Sonhando com o Diabo
Foi numa tarde fria de domingo que o vi pela primeira vez.
Eu estava saindo do metrô Consolação.
Parei na tão conhecida esquina da Paulista com a Augusta, fechei minha jaqueta até o pescoço, ajeitei meu cachecol e acendi um cigarro.
Ele vinha em minha direção, caminhando lentamente entre arranha-céus cinza e muito iluminados da avenida mais conhecida de São Paulo. Sabe quando seus olhos involuntariamente pousam sobre algo e você não consegue desanexá-los dali? Então, ele era essa coisa.
Algo nele me prendia a atenção à ponto de todo o meu cigarro ser queimado e eu permanecer ali, imóvel, estática, sem reação alguma, sem pensar em nada.
Focando-me tão somente em observá-lo, em tentar decifrá-lo.
Decidi segui-lo, e tentar entender o que exatamente naquele homem me perturbava tanto. Mantinha uns dez metros de distância dele. Distância essa que não me impedia de sentir o cheiro de sangue, de lixo e de flores que ele emanava.
Ele respira com dificuldade, se apóia nas grades baixas e nos portões das lojas fechadas e nos postes gelados.
Embora o esforço também seja físico para se manter respirando, a impressão que tenho é que seus braços fortes e ombros largos já não lutam por mais nada que não seja o voltar para a escuridão de suas poucas horas de solidão e paz em um retângulo feito de espuma e tecido, dentro de outro feito de tijolos e cimento.
"Ele tenta levantar bandeira branca à cada toque do despertador, mas em vão - Sua mente é seu campo de batalha."
Descalço, com uma camisa branca entreaberta, cabelos desgrenhados e embaraçados. Caminha. Com o peso do mundo em seus pés. O peso das mágoas que causou em suas costas. E um milhão de dúvidas na cabeça.
O grande monstro existencial está sentado no topo do maior dos prédios desta avenida onde mostra-se a hora e a temperatura do tempo, e continua tragando sua vida calmamente, num cigarro recheado de frustrações, muito bem enrolado numa folha verde com a cara de algum presidente estampada.

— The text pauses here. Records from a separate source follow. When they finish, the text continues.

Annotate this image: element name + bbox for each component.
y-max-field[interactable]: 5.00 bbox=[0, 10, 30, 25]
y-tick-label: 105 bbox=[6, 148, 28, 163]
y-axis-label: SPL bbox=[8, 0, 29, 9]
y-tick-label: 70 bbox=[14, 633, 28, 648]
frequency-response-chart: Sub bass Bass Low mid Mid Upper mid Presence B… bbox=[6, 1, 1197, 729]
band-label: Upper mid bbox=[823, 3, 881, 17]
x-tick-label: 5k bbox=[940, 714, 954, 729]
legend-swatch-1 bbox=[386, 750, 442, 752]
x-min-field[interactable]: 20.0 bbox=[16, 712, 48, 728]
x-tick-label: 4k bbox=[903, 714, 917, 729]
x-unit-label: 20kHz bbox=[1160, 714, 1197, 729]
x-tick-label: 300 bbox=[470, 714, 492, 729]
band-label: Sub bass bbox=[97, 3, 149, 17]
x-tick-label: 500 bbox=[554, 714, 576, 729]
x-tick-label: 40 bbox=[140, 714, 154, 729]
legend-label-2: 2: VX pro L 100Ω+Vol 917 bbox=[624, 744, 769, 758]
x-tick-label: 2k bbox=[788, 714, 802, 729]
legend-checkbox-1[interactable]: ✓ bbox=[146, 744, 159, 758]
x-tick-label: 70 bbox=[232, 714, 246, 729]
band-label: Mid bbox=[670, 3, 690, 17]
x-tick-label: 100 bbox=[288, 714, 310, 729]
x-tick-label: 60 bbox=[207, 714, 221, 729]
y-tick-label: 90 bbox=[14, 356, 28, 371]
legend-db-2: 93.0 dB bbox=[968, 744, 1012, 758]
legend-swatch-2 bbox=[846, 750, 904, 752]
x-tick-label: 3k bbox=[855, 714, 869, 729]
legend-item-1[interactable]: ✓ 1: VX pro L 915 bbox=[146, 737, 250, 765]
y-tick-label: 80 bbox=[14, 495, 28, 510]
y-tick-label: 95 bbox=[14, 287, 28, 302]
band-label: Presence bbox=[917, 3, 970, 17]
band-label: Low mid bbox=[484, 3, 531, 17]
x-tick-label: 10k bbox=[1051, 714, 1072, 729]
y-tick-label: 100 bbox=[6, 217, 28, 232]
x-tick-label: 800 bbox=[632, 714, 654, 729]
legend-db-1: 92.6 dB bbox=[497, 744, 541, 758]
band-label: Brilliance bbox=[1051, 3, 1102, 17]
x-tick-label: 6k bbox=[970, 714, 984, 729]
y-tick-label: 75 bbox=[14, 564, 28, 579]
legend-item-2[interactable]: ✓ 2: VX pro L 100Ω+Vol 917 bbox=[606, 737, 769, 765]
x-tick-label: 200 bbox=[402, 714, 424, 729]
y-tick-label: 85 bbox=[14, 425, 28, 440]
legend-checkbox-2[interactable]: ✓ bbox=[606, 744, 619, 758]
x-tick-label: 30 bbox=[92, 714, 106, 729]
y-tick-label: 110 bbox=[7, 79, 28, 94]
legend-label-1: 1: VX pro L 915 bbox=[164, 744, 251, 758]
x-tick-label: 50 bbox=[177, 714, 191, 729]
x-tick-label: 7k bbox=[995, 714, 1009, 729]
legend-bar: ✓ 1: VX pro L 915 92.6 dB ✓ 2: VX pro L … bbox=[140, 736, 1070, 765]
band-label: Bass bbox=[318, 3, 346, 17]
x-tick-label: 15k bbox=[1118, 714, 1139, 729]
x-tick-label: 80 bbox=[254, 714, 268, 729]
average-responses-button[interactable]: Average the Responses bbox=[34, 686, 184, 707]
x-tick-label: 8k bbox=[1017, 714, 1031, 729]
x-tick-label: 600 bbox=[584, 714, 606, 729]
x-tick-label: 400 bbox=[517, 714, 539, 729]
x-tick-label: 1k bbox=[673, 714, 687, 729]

A fumaça é solta, lenta e dolorosamente.
Branca, suave, bela e com formas arredondadas de uma silhueta feminina que se desfaz quando em contato com o vento gélido que corta aquela avenida.
Ele - o vivente passivo - por vezes aspira essa fumaça na intenção de sentir-se tão bem quanto os outros parecem estar, tão felizes e em paz com a condição que lhes foi dada e simplesmente aceita de braços abertos... tão simples e bem menos sofrível.
Ele tira todo o ar de seu peito, arqueia o corpo e puxa todo o ar que consegue como alguém afogado num mar de lágrimas, precisando de um fôlego de vida.
O ar viciado e sujo da cidade penetra aquele organismo puro, limpo e ele tosse com os olhos cheios de lágrimas.
Ah, que sonho seria pra ele, não ter interesse algum em achar respostas.
Desconhecer a condição de anulação total do conhecimento de onde viemos, de pra onde vamos e, principalmente, do que estamos fazendo e porquê o estamos fazendo, que ele conhece tão bem.
Continuo o observando, atônita, chorando, me enxergando em cada movimento seu, me identificando em quase tudo.
Ele tira um recipiente de metal do bolso, me parecendo whisky.
Nesse momento consigo enxergar através de suas roupas.
O álcool penetra seu corpo e mescla seu sangue de dúvidas de todas as cores.
As dúvidas amarelas causam-lhe ânsia e as vermelhas, vontade de morrer. As pretas causam agonia e vontade de escrever; essas são maioria.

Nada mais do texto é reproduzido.